The Employment Appeal Tribunal (EAT) has held in Angard Staffing Solutions Ltd and anor v Kocur and ors that although agency workers are entitled to be informed about vacancies during an assignment, that does not also give them the right to apply for them.

Basic facts 

Mr Kocur and a number of other agency workers brought claims against Angard Staffing Solutions (their employer) and Royal Mail (the hirer) alleging breaches of the Agency Workers Regulations 2010 (AWR).

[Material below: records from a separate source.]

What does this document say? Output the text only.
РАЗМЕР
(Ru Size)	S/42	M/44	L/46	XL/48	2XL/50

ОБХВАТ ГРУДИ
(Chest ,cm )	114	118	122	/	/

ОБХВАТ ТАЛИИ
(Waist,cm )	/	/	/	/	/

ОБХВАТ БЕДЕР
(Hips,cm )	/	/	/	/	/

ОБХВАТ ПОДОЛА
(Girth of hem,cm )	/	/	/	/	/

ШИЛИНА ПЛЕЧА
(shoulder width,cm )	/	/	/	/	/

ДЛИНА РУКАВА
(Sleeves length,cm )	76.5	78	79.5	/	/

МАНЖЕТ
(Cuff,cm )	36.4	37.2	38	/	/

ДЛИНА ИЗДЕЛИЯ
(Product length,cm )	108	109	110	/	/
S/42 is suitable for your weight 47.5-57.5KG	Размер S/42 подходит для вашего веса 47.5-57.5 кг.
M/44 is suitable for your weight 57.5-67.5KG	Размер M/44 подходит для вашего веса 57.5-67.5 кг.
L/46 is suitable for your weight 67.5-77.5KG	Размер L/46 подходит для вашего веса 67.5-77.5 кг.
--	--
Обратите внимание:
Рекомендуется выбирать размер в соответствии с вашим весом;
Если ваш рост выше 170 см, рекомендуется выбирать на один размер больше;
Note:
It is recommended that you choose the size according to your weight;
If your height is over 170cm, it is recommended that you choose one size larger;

In relation to regulation 5, the claimants alleged that it was a breach:

  • To require them to work an extra 12 minutes per shift and to exclude them from “Listening and Learning” weekly training sessions offered to permanent staff
  • Not to implement a pay rise at the same time as comparable permanent staff
  • To give first refusal in relation to overtime opportunities to permanent staff in preference to agency workers.

 

In relation to regulation 13, they alleged that it was a breach of the AWR not to give agency workers the same opportunity to apply for certain vacant posts in the same way as comparable permanent workers.

Relevant law

Regulation 5 provides that agency workers are entitled to the same basic working and employment conditions of work as permanent employees after 12 weeks in the same job. Regulation 6(b) of the Agency Workers Regulations 2010 states that one such condition is the same “duration of working time”.

Regulation 13(1) of the AWR gives agency workers the right to be informed by the hirer of any relevant vacant post so that they have the same opportunity as a comparable worker to find permanent employment with the hirer.  

Tribunal decision

The tribunal agreed with the claimants that the requirement to work an extra 12 minutes per shift infringed their right under regulation 5 to the same basic working and employment conditions as permanent employees. However, it rejected the argument that the respondents were in breach of the AWR when they excluded agency workers from the weekly training sessions, as there was nothing in the wording of either the European directive or the regulations obliging employers to provide equality of treatment in relation to the content of working time. 

With regard to the pay rise, the tribunal held that this did not constitute a breach of the regulations as the date for payment of a backdated pay rise constituted a mechanism for parity, not parity itself. As for overtime, it held that the “duration of working time” could only refer to the duration of the assignment that had been given to the agency workers, whereas overtime working involved working beyond the duration of the assignment.

In relation to regulation 13, the tribunal agreed with the claimants that the respondents were obliged to give agency workers the same opportunity to apply for (not just be informed about) relevant vacant posts.

Both parties appealed.

EAT decision

With regard to the alleged breaches of regulation 5, the EAT held that:

  • It was not a breach to impose longer shifts on agency workers as they were not entitled under the AWR to the same number of contractual hours as a comparator directly-recruited worker.
  • It was not a breach to provide weekly half-hour training sessions for direct employees and not agency workers as there was no requirement under the law in relation to the content of working time for equality of treatment.
  • With regard to the late implementation of the pay rise, the EAT found that there could be a potential breach of the requirement to provide equal treatment relating to “pay”. It therefore remitted the matter to a different tribunal.
  • The right to equality of treatment concerned with “overtime” did not extend to a right to equal treatment in relation to opportunities for overtime. 

 

In relation to the alleged breach of regulation 13(1), the EAT held that the right to be notified of any relevant vacant posts and the right to the same level of information for agency workers did not mean that they were entitled to apply for and be considered for internal vacancies on the same terms as directly recruited employees.

Comment

The decision is fact specific but the finding that agency workers do not have the same rights to be considered for internal vacancies is particularly disappointing and will have a wider impact.